Она встала, потянулась и зевнула.
— Давай закажем сегодня на ужин рыбу, — предложила она.
— Рыба была вчера вечером, и позавчера тоже.
— Ну и что? Я люблю рыбу, а ты?
— Да, рыба — это, конечно, неплохо, но она немного надоела мне после того, как мы три недели подряд ели ее по три раза в день.
— Тогда сам заказывай себе ужин, — рассердилась она.

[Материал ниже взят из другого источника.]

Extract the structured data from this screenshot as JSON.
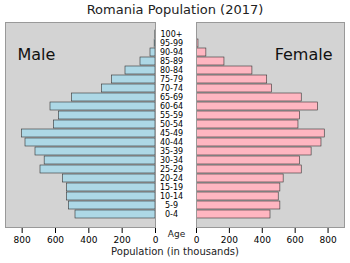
{
  "chart_data": {
    "type": "bar",
    "orientation": "horizontal",
    "title": "Romania Population (2017)",
    "xlabel": "Population (in thousands)",
    "ylabel": "Age",
    "categories": [
      "0-4",
      "5-9",
      "10-14",
      "15-19",
      "20-24",
      "25-29",
      "30-34",
      "35-39",
      "40-44",
      "45-49",
      "50-54",
      "55-59",
      "60-64",
      "65-69",
      "70-74",
      "75-79",
      "80-84",
      "85-89",
      "90-94",
      "95-99",
      "100+"
    ],
    "series": [
      {
        "name": "Male",
        "color": "#add8e6",
        "values": [
          480,
          520,
          530,
          530,
          555,
          690,
          665,
          720,
          780,
          800,
          610,
          580,
          630,
          500,
          320,
          260,
          180,
          90,
          30,
          5,
          1
        ]
      },
      {
        "name": "Female",
        "color": "#ffb6c1",
        "values": [
          450,
          510,
          500,
          510,
          530,
          640,
          630,
          700,
          760,
          780,
          620,
          630,
          740,
          640,
          460,
          430,
          340,
          170,
          60,
          12,
          1
        ]
      }
    ],
    "xlim": [
      0,
      900
    ],
    "xticks": [
      0,
      200,
      400,
      600,
      800
    ],
    "grid": false
  }
}
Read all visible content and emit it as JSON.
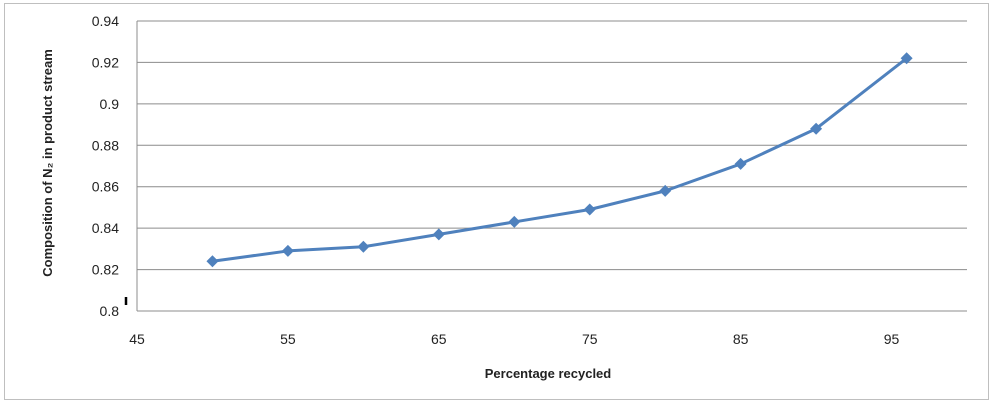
{
  "chart_data": {
    "type": "line",
    "title": "",
    "xlabel": "Percentage recycled",
    "ylabel": "Composition of N₂ in product stream",
    "xlim": [
      45,
      100
    ],
    "ylim": [
      0.8,
      0.94
    ],
    "x_ticks": [
      "45",
      "55",
      "65",
      "75",
      "85",
      "95"
    ],
    "y_ticks": [
      "0.8",
      "0.82",
      "0.84",
      "0.86",
      "0.88",
      "0.9",
      "0.92",
      "0.94"
    ],
    "grid": "horizontal",
    "legend": "none",
    "series": [
      {
        "color": "#4f81bd",
        "marker": "diamond",
        "x": [
          50,
          55,
          60,
          65,
          70,
          75,
          80,
          85,
          90,
          96
        ],
        "y": [
          0.824,
          0.829,
          0.831,
          0.837,
          0.843,
          0.849,
          0.858,
          0.871,
          0.888,
          0.922
        ]
      }
    ]
  }
}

— Ты прекрасно знаешь, что я пока не умею это делать.
— Тогда ты будешь есть то, что я поставлю на стол, верно?
Он вздохнул.
— Рыбу? — спросил он покорно.
— Великолепная идея, Альтал! Я так рада, что ты об этом подумал.
В Книге было много такого, что было непонятно Альталу, и они с Эмеральдой провели немало счастливых вечеров, разговаривая об этом. Кроме того, много времени они посвящали играм. Эмеральда все-таки была кошкой, а кошки любят играть. Когда она играла, то напускала на себя какую-то серьезность, что делало ее совершенно очаровательной, и ее присутствие доставляло Альталу немало удовольствия. Порой во время игры она совершала такие глупости, что они казались почти человеческими. Задумавшись об этом, Альтал пришел к выводу, что глупость присуща только людям. Животные в основном слишком серьезно относятся к самим себе, чтобы в них можно было заподозрить что-то смешное.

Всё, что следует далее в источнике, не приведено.